For many patients, this is a decades-long process of acceptance and resolve. At the end, some patients can actually say they're glad -- within reason -- that they've experienced an illness, because it has greatly enriched their lives and their appreciation of things. We do have to be careful not to romanticize suffering, but this is nonetheless something you commonly hear from those who have found the elusive meaning in the presence of sickness.
This leads us to the final lesson I've learned: Treatment is most effective when the patient is in charge and the ultimate expert in his or her own recovery. There is evidence that when patients feel in control, the results of treatment are better. Treatment works best when the doctor or therapist acts as a kind of expert consultant. As Home Depot puts it: "You can do it, we can help."

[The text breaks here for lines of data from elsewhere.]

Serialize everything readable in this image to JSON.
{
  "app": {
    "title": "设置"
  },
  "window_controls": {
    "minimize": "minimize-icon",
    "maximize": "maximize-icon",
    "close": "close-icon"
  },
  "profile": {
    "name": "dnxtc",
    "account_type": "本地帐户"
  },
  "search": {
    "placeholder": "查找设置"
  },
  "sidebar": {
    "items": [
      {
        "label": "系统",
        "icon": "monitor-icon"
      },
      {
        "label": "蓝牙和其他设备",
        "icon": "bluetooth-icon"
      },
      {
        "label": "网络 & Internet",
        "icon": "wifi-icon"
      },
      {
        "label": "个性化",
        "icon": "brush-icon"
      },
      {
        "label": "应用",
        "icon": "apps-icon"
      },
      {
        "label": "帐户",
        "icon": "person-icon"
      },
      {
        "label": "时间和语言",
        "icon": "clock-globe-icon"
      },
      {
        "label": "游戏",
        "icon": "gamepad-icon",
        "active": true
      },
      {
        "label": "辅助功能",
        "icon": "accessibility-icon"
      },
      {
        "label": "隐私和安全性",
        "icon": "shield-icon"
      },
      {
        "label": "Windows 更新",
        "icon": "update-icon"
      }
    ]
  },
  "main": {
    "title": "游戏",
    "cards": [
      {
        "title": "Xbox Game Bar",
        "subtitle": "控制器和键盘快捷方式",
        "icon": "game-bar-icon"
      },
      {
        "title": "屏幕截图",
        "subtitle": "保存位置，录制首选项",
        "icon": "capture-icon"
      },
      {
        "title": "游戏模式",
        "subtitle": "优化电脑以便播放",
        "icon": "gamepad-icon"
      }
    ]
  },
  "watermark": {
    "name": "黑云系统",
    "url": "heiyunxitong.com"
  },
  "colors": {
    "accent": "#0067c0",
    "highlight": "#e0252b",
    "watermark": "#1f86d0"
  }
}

That's what I found in my own process. That my journey was a self-directed path, one in which I saw myself as the author of my recovery rather than as a passive recipient of a pill, made all the difference. Ultimately I no longer saw myself as a patient but as a writer, father and husband. Ultimately I found ways to use my obsessive ways adaptively. A little like Monk, the television detective who uses his OCD to solve crimes, I repurposed or redefined my illness to write and research with extra drive.
But these complex lessons about the arduous realities of attaining emotional health, as told not by doctors or companies but by patients, have received little traction in mainstream health care and the mainstream media. The negative reception isn't surprising. Listening to patients cuts against the establishment grain. We live in an age of experts, in which we like to cede control of our bodies and our being to others. Different parts of our bodies go to different experts. The ultimate expert, perhaps, is the pill. Our fervent and simple-minded belief is that the experts, and the pills, will take care of things for us.
The simultaneously inspiring and terrifying reality is that getting better -- the winding, agonizing road to stability -- is a little messier (and a lot more interesting) than we would like it to be.
Charles Barber is a lecturer in psychiatry at the Yale University School of Medicine and the author of the just-published "Comfortably Numb: How Psychiatry Is Medicating a Nation."